Birx, 63, is married to a fellow doctor, has spoken of her two millennial-aged daughters and is also a grandmother. A local newspaper said she channels the “the government’s collective maternal instinct” in her briefing appearances. But those who know her see more military than motherly.

Birx started working on AIDS before much of the world knew what AIDS was. After working her way through medical school and specializing in immunodeficiency disease, she joined the Army to follow her husband and was stationed at Walter Reed National Military Medical Center. It was the early 1980s, and mysterious cases of young soldiers dying from an unknown infection began arriving on her ward.

“We tried to save these soldiers and we couldn’t,” Birx said last fall on the “Strategerist,” a podcast for the Bush presidential center. “We didn’t know what the problem was and we didn’t know how to treat it. It was devastating.”

Birx credited the Walter Reed experience for her discipline and leadership skills.

“You had to be able to lead troops,” she said.

Birx went on to conduct research at the Centers for Disease Control and Prevention and NIH. From 2003-10, she was one of the forces behind a massive and controversial AIDS vaccine trial in Thailand. It involved thousands of people and millions of dollars. Numerous U.S. scientists opposed it, saying the trial was wasting money and had little chance for success. Birx, backed by Fauci, insisted it go ahead. Ultimately, the trial, while not stopping infection, reduced it substantially and is held up today as the most successful vaccine experimentation so far.

She showed she could lead a massive program “with courage,” said Chris Collins, president of Friends of the Global Fight Against AIDS, Tuberculosis and Malaria. “The issue is, is she going to be given the authority to bring those strengths to this crisis?”
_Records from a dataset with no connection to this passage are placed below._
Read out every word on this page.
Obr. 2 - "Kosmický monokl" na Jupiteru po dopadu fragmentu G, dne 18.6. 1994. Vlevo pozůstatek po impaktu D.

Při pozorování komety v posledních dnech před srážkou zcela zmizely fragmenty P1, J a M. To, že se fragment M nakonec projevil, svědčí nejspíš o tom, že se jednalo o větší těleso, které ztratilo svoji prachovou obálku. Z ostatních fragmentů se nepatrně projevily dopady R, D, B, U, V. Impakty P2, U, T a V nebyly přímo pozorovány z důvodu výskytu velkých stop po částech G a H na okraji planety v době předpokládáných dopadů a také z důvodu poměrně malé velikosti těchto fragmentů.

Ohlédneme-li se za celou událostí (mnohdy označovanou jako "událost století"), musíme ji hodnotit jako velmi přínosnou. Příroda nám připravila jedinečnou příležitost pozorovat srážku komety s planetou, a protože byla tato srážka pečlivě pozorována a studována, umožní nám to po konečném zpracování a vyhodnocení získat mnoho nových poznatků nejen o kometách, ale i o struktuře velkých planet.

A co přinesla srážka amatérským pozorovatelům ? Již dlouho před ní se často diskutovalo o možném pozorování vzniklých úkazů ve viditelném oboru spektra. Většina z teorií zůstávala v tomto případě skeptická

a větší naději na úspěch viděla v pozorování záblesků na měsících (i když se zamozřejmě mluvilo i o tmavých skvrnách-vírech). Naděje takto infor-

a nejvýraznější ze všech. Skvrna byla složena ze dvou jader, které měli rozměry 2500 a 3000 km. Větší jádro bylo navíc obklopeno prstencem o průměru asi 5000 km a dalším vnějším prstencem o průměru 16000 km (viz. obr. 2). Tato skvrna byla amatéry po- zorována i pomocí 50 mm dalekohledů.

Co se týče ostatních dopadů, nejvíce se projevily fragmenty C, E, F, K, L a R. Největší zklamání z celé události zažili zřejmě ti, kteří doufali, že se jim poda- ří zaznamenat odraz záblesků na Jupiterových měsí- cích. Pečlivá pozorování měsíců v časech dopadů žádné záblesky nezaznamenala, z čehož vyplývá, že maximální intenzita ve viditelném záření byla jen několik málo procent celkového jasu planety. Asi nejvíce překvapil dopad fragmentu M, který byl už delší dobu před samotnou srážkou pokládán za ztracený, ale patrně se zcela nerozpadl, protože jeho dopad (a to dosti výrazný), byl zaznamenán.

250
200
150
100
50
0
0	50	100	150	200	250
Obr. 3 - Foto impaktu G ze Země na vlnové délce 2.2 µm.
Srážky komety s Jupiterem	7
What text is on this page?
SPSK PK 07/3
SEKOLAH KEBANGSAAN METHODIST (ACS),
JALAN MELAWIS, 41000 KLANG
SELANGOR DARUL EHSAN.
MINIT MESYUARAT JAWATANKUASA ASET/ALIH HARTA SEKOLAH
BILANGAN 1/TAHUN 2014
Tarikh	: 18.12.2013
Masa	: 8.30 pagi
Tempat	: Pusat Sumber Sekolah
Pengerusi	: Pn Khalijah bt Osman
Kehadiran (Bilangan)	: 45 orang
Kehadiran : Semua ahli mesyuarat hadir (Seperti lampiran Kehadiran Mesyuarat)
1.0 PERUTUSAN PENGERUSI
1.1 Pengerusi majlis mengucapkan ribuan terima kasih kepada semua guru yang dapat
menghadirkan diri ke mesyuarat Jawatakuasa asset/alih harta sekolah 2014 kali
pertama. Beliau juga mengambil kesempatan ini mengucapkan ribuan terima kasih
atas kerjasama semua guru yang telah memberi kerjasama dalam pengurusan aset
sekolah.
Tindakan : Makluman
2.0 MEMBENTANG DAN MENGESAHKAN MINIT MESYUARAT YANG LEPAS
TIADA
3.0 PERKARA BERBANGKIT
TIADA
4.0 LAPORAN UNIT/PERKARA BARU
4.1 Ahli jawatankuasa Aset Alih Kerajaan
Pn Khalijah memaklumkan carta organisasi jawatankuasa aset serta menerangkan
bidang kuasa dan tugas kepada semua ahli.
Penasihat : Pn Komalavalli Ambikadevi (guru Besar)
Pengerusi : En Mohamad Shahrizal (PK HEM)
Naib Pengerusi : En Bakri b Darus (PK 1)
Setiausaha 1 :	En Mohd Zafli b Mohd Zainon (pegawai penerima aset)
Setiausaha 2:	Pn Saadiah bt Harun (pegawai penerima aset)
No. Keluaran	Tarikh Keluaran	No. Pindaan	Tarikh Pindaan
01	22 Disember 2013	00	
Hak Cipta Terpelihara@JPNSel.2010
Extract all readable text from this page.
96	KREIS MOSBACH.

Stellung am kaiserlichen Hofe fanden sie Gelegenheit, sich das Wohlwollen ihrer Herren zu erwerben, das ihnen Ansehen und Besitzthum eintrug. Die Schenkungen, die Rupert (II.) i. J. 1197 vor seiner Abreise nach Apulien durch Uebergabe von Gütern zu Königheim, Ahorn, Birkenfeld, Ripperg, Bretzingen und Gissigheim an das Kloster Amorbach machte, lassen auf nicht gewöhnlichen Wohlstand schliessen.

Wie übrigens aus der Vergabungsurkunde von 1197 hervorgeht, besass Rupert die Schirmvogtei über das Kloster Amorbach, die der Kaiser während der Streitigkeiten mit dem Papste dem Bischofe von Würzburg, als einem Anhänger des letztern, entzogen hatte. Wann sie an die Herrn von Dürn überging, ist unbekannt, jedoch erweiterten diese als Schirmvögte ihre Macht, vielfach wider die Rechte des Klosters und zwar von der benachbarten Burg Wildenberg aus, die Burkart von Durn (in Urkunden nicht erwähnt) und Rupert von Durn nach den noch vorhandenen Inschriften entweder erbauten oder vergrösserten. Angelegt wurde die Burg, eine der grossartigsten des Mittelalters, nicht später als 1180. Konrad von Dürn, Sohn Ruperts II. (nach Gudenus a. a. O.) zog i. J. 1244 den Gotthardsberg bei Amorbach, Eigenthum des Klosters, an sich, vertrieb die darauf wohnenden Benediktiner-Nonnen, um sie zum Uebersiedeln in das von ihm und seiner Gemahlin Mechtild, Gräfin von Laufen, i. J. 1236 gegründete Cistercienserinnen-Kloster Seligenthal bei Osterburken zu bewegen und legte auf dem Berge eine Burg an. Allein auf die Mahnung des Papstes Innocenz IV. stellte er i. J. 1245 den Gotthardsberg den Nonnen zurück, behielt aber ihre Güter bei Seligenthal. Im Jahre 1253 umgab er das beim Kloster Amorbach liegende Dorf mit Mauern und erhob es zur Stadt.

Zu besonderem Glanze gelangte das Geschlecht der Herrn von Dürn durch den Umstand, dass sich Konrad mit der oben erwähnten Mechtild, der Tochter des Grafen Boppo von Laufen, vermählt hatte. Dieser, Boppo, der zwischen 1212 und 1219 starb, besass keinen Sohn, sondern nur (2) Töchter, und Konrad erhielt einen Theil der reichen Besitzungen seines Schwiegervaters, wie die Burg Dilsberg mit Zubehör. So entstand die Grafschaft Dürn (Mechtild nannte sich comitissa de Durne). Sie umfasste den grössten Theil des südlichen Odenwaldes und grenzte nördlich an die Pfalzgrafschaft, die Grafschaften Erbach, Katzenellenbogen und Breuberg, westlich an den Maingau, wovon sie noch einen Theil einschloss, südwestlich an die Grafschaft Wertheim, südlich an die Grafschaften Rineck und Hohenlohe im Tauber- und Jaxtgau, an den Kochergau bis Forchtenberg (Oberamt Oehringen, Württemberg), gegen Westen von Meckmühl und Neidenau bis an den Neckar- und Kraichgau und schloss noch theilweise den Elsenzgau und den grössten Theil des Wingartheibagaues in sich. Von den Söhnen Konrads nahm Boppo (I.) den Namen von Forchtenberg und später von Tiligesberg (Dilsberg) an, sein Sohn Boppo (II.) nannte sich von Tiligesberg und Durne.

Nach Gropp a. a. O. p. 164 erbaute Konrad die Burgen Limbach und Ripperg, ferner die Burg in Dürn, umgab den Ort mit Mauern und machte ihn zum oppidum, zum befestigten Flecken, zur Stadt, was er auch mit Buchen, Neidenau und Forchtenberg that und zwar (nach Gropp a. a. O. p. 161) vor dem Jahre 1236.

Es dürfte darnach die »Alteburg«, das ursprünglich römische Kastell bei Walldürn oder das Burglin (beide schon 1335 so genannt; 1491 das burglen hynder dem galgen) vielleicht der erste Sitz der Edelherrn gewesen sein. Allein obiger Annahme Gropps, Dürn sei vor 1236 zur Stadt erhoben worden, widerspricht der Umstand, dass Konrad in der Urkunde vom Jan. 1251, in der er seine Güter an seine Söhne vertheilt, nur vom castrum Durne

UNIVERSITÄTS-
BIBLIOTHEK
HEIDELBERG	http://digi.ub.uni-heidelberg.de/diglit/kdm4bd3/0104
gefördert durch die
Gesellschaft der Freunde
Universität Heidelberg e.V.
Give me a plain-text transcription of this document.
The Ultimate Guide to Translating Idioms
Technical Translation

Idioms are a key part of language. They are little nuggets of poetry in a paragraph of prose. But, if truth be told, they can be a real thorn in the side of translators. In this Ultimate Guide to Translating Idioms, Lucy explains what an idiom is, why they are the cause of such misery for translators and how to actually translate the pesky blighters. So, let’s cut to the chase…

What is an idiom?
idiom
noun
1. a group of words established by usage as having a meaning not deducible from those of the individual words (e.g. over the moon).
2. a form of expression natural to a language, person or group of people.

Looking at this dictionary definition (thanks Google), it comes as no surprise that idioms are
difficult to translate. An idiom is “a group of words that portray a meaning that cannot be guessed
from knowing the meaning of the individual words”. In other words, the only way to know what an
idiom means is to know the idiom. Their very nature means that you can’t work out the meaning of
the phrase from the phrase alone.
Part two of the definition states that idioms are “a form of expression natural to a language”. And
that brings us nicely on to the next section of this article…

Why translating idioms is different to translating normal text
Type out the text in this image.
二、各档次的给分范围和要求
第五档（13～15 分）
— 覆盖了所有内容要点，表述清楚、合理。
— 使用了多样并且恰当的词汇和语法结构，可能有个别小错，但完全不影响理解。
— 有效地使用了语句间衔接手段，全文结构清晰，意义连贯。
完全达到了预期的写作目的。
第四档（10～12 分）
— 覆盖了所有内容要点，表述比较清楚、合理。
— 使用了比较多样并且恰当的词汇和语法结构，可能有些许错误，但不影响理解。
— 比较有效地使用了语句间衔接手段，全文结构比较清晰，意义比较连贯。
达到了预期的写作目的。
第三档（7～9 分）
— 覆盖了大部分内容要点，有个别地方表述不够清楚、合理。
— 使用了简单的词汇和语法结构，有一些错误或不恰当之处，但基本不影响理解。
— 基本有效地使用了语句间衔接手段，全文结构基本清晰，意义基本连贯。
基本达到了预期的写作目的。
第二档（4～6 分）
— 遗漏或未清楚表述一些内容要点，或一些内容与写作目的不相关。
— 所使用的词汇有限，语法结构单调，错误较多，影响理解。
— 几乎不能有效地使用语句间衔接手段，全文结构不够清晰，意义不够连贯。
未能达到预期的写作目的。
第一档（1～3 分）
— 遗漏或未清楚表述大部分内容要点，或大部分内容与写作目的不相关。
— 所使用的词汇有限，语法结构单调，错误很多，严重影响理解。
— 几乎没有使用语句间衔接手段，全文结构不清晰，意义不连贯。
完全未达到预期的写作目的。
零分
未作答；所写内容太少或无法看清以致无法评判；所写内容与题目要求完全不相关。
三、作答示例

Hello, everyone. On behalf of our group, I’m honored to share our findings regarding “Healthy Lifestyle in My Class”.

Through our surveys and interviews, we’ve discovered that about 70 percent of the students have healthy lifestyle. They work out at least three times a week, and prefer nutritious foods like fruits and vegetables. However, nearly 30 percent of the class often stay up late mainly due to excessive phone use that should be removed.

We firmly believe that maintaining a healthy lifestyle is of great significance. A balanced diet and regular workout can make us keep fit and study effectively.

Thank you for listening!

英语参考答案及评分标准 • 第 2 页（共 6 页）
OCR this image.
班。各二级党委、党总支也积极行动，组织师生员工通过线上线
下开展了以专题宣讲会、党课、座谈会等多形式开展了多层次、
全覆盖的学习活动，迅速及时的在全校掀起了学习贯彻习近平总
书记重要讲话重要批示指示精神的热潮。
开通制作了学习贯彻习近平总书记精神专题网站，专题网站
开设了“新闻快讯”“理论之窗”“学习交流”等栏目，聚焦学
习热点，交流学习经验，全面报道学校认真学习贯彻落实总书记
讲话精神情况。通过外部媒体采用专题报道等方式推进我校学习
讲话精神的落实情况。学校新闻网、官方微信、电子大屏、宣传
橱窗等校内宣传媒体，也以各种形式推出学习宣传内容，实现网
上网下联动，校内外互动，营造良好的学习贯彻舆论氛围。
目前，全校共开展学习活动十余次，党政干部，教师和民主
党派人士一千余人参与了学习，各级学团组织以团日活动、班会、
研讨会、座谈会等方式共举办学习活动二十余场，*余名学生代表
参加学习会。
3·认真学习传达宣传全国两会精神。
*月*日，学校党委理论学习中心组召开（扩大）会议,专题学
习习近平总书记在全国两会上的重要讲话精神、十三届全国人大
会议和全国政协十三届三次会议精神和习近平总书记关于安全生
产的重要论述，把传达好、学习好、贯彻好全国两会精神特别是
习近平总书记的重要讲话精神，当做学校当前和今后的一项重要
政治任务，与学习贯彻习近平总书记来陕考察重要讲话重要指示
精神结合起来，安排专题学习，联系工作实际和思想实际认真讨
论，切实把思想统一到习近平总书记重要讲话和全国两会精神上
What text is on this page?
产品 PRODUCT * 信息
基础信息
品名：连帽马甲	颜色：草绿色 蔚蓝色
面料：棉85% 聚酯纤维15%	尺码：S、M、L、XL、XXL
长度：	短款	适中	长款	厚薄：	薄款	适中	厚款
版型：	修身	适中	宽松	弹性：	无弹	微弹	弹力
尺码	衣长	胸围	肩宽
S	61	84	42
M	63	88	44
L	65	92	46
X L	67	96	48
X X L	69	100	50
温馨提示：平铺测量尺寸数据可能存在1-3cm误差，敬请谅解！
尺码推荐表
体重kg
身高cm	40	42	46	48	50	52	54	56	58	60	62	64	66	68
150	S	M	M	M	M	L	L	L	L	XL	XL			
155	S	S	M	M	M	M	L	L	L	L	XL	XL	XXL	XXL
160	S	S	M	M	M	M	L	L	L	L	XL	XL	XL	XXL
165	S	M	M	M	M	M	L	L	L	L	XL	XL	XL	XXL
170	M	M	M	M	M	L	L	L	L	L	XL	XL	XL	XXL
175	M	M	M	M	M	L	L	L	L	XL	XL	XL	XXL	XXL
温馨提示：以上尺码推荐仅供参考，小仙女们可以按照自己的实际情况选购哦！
Birx has also attracted notice for her bright silk scarves, which stand out in contrast to the dark men’s suits and military uniforms that usually surround her. She told the podcast that they became a habit in her constant travel, when her personal rule was to pack nothing more than a small carry-on bag. “I learned from men,” she said. They have one suit but many ties; she said she packs a couple of dresses and all the scarves.

President Obama appointed her to head PEPFAR in 2014, and she has stayed on through the arrival of Trump, when she was faced with drastic cuts in her budget. In briefings with State Department reporters, she defended the cuts, saying with increased efficiency she could focus money in countries most in need, primarily Africa. Some members of Congress, however, as well as a report from the inspector general last year, called into question how the funds were being allocated.

If Birx is reluctant to directly criticize Trump in public, she didn’t hesitate to sharply scold Sen. Rand Paul (R-Ky.), who disclosed recently that he tested positive for COVID-19. Paul criticized testing guidelines that say no test is needed for people without symptoms, adding that if he had followed them, he would have continued exposing people without his knowledge.

Birx shot back that Paul should have been following social-distancing guidelines in the first place, rather than going to the Capitol gym and sitting next to other senators at lunch.

“If he had been following these guidelines, he wouldn’t have been infecting others,” she said this week, noting she had skipped briefings over the weekend after registering a mild fever. (She said she tested negative for the virus.)

“Each person has to be responsible,” Birx said. “All of us have made sacrifices.... [People] have really made those personal sacrifices. What we’re asking every American to do is to make those personal sacrifices for these next weeks.”